Cucina

Aceto balsamico, il più antico del mondo si fa nell’azienda Giusti: produzione, caratteristiche e trucchi per riconoscere l’eccellenza

Viene esportato in 50 nazioni ed è stato inserito nel best seller internazionale “101 Things to Buy Before you Die” a fianco di prodotti quali lo Champagne Krug e Crystal, il caviale Beluga e lo Chateau Mouton Rothschild. Le botti utilizzate per produrlo risalgono al Settecento

di Annalisa Dall'Oca
Aceto balsamico, il più antico del mondo si fa nell’azienda Giusti: produzione, caratteristiche e trucchi per riconoscere l’eccellenza

Sull’etichetta è raffigurato lo stemma del re, perché ai tempi della monarchia fu fornitore ufficiale del sovrano d’Italia. Ha visitato la Francia dell’Expo all’epoca della Tour d’Eiffel, la Firenze del 1800, e conquistato medaglie d’oro in giro per tutta la vecchia Europa. E ancora oggi le acetaie Giusti, le più antiche al mondo, preparano il loro aceto balsamico alla maniera di 400 anni fa. “La ricetta nel corso dei secoli si è evoluta, come sempre accade quando parliamo di un prodotto alimentare – racconta Claudio Stefani Giusti, al timone dell’azienda a conduzione familiare – tuttavia il procedimento è lo stesso, e cosa più importante quando si parla di balsamico, le botti utilizzate per produrlo risalgono al 1600, 1700 e 1800”. A differenza del vino, infatti, la botte è la chiave per un aceto balsamico di qualità. Più è vecchia, più il sapore è ricco.

E nel gusto dell’aceto balsamico Giusti, originale di Modena, è racchiuso il lavoro di 17 generazioni. L’azienda, del resto, fu fondata nel 1605 da Giuseppe Giusti, che all’epoca possedeva una salumeria in città, con una piccola collezione di botti e botticelle all’interno delle quali preparava l’aceto balsamico. Poi, nel corso dei secoli, la bottega divenne una cantina, e la cantina una ditta, che già nel 1800 operò la scelta di puntare sull’export. “Complessivamente abbiamo ricevuto 14 medaglie d’oro, conseguite durante le esposizioni nazionali e internazionali di fine Ottocento, tra Firenze, Parigi, Vienna, Bruxelles e tante altre città italiane ed europee – racconta Giusti – e nel 1929 siamo stati scelti come fornitore ufficiale unico della casa reale Savoia, re d’Italia. Ma prima ancora fummo selezionati sia dal Duca di Modena, sia da alcuni Papi della Chiesa romana”.

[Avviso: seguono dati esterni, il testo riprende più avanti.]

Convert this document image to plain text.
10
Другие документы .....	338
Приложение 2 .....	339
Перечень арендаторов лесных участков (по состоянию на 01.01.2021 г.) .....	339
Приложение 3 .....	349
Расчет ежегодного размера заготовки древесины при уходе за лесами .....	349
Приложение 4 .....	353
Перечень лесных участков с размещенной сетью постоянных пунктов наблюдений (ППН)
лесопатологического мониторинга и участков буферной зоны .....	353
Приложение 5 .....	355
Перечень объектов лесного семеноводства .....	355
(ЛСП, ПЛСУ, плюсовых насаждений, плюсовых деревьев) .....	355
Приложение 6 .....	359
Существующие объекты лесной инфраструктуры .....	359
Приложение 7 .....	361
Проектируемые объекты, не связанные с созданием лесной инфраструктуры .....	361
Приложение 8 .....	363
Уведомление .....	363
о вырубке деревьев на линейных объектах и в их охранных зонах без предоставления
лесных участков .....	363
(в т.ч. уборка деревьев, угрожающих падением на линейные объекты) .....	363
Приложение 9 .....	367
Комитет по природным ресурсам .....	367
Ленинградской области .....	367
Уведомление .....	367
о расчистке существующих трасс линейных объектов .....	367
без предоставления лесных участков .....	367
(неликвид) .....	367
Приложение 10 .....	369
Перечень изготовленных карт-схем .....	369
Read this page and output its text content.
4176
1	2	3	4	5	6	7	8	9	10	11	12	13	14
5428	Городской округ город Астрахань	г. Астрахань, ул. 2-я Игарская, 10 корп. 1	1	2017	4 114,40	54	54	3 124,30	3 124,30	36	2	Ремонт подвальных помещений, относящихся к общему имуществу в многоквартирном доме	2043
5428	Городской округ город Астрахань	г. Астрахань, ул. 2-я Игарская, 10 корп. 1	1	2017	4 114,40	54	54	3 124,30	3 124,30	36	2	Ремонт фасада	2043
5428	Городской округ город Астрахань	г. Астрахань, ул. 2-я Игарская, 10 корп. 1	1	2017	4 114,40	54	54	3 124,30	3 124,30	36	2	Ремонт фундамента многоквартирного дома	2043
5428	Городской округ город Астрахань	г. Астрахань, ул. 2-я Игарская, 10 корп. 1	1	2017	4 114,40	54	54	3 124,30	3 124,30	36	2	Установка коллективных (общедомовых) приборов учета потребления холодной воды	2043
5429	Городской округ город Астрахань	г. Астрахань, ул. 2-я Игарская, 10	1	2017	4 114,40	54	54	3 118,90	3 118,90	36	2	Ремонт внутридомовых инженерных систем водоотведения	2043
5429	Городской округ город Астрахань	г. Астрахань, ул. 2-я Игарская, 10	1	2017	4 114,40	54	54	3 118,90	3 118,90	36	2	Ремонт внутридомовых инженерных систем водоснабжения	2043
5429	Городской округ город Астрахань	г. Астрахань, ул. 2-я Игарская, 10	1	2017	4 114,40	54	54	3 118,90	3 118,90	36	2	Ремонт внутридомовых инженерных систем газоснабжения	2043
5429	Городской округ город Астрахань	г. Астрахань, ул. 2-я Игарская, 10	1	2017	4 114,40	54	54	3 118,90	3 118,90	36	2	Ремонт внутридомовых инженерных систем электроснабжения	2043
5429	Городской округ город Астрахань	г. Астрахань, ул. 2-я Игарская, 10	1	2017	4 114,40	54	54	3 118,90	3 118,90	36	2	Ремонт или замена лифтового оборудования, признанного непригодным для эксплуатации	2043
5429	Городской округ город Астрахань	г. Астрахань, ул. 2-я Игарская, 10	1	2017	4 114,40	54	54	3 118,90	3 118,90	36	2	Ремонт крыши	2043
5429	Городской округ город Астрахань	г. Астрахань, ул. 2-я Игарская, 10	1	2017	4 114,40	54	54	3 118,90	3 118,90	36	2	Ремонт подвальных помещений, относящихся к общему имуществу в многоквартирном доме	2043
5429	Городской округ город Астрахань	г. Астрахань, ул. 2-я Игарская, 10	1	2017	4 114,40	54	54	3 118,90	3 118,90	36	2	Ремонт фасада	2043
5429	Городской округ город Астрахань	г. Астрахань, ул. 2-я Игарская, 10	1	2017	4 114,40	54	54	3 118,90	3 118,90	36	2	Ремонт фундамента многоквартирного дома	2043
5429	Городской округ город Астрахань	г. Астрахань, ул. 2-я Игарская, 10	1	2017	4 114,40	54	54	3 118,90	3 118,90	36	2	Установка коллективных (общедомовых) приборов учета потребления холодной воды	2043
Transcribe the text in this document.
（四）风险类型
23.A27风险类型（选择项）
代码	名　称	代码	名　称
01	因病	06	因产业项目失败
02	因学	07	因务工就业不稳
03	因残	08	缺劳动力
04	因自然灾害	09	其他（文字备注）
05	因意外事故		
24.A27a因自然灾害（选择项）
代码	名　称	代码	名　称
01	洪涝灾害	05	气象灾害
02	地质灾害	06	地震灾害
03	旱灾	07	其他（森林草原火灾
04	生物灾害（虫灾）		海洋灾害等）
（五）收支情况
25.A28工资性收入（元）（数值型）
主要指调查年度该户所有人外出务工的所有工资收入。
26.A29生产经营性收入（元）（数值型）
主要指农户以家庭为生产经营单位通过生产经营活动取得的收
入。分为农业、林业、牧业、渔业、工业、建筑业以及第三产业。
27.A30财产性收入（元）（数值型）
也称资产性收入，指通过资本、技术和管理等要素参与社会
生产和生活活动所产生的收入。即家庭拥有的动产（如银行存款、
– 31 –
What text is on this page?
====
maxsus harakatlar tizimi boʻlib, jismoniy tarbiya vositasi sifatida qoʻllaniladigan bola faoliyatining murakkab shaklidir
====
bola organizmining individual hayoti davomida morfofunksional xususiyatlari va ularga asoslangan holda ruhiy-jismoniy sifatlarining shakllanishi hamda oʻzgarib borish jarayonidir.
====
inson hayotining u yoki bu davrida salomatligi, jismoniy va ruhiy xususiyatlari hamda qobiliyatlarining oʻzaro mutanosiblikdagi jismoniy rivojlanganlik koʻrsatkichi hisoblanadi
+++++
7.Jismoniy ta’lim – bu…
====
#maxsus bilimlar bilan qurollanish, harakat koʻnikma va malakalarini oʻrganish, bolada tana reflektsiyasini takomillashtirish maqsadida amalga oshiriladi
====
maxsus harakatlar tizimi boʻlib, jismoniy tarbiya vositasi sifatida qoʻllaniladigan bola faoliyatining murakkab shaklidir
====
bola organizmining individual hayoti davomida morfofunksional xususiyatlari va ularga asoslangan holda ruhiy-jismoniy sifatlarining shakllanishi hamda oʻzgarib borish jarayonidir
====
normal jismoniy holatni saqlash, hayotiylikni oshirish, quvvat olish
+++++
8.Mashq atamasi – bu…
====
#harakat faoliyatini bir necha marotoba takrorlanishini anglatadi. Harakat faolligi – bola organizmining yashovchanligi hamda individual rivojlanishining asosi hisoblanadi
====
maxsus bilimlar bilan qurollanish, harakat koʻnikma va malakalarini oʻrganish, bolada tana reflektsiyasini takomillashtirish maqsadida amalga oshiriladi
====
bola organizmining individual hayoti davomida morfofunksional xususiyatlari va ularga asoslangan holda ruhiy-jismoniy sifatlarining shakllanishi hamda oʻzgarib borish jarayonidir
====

Successi che ancora oggi sono raccontati attraverso l’etichetta che decora le bottiglie di balsamico Giusti, una composizione liberty divenuta un’icona del settore, tanto da finire esposta in diversi musei di arte contemporanea. E ancor più attraverso il gusto stesso del balsamico, esportato in 50 nazioni e inserito nel best seller internazionale “101 Things to Buy Before you Die” a fianco di prodotti quali lo Champagne Krug e Crystal, il caviale Beluga e lo Chateau Mouton Rothschild.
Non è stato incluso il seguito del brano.